2. syndrome du côlon irritable

Le syndrome du côlon irritable est une maladie à long terme commune et du système digestif. Ses symptômes sont la diarrhée, des crampes d’estomac, des ballonnements et la constipation.

Les symptômes varient entre les individus et affectent certaines personnes plus sévèrement que d’autres. Ils ont tendance à aller et venir avec des symptômes de quelques jours à quelques mois à la fois.

Surcroissance des bactéries intestinales dans les intestins et le déséquilibre ultérieur de la flore intestinale a été liée à la condition. L’étude qui a prouvé étudié les petites cultures de l’intestin de l’intestin des personnes souffrant du syndrome du côlon irritable. Sur les 320 personnes impliquées dans l’étude, plus de 30% des sujets avaient une prolifération de bactéries par rapport à dix pour cent chez les personnes sans syndrome du côlon irritable. (3)

3. La maladie inflammatoire de l’intestin

maladie inflammatoire de l’intestin (MII) est considérée comme une maladie auto-immune qui décrit deux conditions similaires, la maladie de Crohn et la colite ulcéreuse. Les deux sont des conditions à long terme impliquant l’inflammation de l’intestin. La maladie de Crohn peut affecter une partie du système digestif alors que la rectocolite hémorragique affecte habituellement seulement le gros intestin.

Les symptômes de la maladie comprennent des crampes d’estomac, perte de poids, la fatigue et la diarrhée chronique.

La recherche a montré que certaines bactéries intestinales interagissent avec la muqueuse de la paroi intestinale et influencer la façon dont le mur regénère. Cette régénération est appelée l’excrétion des cellules épithéliales, et le processus est vital pour le maintien d’une muqueuse intestinale saine.

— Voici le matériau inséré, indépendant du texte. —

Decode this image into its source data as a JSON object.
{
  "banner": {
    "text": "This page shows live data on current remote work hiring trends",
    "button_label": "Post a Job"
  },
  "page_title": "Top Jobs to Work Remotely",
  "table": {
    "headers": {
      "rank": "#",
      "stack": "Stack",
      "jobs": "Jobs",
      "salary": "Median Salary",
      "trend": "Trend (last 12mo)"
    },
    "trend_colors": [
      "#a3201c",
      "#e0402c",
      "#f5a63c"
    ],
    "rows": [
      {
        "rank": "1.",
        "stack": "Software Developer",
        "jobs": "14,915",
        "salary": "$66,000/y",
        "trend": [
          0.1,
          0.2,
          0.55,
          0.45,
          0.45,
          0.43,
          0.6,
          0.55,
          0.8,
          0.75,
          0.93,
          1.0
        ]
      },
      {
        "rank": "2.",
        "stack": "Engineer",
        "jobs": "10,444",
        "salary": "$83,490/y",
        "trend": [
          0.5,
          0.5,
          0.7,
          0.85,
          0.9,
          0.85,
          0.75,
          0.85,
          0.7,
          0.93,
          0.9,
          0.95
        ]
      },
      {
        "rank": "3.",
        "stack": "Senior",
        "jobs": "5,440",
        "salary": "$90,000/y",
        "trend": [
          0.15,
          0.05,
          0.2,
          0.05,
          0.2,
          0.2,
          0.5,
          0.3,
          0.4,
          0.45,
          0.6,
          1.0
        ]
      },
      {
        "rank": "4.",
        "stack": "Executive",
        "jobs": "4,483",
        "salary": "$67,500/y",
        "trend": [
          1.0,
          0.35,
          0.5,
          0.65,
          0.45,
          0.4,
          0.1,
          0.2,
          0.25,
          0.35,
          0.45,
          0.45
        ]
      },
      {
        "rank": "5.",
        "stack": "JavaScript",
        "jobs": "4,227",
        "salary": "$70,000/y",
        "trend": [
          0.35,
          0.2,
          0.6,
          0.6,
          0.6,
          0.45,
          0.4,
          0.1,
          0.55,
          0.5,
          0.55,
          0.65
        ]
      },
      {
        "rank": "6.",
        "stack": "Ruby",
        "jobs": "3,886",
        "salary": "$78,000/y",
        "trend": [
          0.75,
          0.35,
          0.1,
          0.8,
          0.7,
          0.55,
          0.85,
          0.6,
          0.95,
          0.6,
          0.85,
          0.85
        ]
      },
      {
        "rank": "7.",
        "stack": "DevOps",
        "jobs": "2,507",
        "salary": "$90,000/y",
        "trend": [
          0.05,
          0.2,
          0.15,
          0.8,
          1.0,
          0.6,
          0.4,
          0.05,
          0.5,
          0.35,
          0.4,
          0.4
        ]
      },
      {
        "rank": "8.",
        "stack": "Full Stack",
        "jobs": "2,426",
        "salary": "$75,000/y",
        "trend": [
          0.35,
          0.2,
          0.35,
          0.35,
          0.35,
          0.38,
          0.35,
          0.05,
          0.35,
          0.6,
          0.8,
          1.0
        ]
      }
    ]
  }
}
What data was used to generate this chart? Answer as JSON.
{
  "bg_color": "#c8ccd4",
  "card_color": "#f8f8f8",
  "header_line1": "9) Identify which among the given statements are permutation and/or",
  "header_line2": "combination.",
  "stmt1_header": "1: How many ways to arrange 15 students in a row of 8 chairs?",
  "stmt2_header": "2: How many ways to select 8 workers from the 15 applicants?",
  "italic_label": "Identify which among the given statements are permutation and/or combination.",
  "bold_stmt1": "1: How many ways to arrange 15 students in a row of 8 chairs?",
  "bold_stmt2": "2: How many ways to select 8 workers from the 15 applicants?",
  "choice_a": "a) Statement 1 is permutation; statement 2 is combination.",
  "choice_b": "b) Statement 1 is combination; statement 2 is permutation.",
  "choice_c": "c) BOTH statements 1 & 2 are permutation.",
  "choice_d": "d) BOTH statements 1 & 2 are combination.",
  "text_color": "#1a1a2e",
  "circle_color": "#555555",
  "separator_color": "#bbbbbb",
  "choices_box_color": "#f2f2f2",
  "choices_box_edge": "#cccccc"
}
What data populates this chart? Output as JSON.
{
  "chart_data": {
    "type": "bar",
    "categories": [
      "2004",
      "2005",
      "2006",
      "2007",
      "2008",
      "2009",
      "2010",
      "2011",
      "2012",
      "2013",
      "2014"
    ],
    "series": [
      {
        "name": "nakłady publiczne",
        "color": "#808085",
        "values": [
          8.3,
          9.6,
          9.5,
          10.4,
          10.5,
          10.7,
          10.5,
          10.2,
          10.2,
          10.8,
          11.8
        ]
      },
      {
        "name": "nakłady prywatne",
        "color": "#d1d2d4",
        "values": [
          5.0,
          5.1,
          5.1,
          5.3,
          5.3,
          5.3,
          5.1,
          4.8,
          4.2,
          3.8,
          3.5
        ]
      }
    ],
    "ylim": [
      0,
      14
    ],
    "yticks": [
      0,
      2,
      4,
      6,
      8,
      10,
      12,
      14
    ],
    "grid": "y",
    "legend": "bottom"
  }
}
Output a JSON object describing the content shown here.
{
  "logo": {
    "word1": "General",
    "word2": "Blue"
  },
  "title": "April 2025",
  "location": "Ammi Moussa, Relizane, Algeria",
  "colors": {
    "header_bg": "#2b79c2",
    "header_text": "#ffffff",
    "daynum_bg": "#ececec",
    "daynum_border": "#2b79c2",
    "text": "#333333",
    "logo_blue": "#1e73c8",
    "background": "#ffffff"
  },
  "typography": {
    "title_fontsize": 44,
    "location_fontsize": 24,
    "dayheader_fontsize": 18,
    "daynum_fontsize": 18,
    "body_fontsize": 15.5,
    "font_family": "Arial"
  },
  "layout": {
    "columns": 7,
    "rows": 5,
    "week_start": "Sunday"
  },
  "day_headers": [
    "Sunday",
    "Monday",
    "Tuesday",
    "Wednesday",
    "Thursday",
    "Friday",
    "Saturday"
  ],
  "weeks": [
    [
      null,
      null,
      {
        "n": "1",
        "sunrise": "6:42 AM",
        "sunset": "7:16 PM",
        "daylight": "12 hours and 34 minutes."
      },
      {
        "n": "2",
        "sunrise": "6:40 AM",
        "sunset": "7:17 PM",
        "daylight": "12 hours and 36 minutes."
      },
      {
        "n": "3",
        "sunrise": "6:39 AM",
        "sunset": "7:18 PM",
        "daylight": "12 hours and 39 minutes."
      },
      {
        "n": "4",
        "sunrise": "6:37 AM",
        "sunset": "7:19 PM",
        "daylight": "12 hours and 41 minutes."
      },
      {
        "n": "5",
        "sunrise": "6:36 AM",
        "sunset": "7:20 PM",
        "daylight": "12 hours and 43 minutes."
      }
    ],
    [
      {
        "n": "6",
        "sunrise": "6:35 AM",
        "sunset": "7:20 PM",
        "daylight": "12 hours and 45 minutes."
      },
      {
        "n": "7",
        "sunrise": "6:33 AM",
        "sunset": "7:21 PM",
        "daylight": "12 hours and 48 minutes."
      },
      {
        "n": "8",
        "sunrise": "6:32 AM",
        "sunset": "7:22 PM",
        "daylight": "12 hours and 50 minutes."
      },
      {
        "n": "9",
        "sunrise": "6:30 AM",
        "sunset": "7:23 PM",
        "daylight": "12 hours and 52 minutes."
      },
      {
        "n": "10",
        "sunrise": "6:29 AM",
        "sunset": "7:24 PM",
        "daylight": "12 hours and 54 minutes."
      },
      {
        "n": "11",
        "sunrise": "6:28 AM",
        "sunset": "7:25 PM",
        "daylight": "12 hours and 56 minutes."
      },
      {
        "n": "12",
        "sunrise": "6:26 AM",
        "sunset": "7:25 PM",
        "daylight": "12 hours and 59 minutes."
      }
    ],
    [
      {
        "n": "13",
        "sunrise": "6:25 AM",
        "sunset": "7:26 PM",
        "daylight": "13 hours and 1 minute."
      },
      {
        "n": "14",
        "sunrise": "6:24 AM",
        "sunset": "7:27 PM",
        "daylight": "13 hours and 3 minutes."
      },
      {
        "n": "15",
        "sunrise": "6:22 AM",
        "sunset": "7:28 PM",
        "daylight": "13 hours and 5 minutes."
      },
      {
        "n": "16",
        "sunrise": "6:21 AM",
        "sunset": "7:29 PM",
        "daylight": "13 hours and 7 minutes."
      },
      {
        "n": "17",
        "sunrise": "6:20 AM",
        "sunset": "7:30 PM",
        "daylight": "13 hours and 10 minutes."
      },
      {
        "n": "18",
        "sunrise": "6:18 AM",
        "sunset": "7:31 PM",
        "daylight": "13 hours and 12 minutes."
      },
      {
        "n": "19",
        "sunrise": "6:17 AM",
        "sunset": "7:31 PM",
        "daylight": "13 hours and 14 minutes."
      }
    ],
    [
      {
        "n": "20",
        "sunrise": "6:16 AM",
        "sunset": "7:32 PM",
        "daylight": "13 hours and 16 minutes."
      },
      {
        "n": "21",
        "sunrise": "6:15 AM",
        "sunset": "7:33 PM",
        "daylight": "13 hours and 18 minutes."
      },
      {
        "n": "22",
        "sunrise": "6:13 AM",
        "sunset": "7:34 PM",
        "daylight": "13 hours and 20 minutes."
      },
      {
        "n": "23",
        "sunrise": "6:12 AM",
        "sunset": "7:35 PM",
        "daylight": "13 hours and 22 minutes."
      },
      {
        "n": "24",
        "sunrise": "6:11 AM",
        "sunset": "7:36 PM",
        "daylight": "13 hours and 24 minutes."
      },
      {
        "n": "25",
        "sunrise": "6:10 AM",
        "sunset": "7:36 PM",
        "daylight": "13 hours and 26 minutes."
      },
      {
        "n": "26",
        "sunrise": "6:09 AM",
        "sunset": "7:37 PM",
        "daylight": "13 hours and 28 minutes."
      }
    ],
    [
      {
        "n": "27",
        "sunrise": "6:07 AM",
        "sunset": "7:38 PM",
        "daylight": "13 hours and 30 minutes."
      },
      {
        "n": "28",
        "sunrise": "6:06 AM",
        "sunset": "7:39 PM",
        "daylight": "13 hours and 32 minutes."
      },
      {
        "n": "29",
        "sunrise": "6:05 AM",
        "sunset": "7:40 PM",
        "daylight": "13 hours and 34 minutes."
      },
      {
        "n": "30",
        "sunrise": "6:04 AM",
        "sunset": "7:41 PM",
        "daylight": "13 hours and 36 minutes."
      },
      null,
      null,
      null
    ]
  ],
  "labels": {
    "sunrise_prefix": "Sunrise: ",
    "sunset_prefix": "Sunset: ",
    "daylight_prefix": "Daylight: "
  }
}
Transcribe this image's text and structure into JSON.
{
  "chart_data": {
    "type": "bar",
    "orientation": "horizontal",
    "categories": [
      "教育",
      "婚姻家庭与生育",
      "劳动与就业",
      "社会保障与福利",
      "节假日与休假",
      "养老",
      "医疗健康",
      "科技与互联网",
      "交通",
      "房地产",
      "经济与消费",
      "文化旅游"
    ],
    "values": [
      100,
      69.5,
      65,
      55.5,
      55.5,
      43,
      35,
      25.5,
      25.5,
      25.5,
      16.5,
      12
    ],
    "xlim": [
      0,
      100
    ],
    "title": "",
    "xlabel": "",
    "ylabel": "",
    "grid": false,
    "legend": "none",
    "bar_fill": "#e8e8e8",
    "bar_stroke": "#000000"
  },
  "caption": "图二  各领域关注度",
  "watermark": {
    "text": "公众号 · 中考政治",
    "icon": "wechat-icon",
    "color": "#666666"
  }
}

Les bactéries aident à réguler le fonctionnement des cellules rapidement de nouvelles remplacer les cellules vieilles. Cependant, chez les patients atteints de MICI, le processus excrétion se produit plus rapidement que les cellules peuvent être remplacées, ce qui conduit à une barrière intestinale »qui fuit.

La recherche a montré que les patients atteints du syndrome du côlon inflammable ont généralement moins de biodiversité dans leurs bactéries intestinales, et sont épuisés chez certaines espèces bactériennes. Mais jusqu’à présent, nous avons eu seulement un aperçu limité pour expliquer pourquoi cela est important dans le contexte de la maladie. (4), (5)

4. colique infantile

bébés souffrant de coliques sont des bébés qui pleurent pendant plus de trois heures par jour, sans raison apparente. Personne ne sait ce qui rend certains bébés souffrant de coliques tandis que d’autres ne sont pas. Cependant, une course d’étude sur les bébés souffrant de coliques ont montré qu’ils avaient un volume plus élevé de Proteobacteria dans leur intestin que les bébés sans coliques. Cette bactérie est connue pour produire du gaz qui était sans doute la raison pour laquelle les bébés pleuraient tellement. (6)

5. diabète

Le diabète est une condition où le corps a du mal à la transformation des aliments en énergie. Les patients atteints de diabète soit produit de l’insuline insuffisante ou développent une résistance à l’insuline, une hormone utilisée pour convertir les aliments en énergie.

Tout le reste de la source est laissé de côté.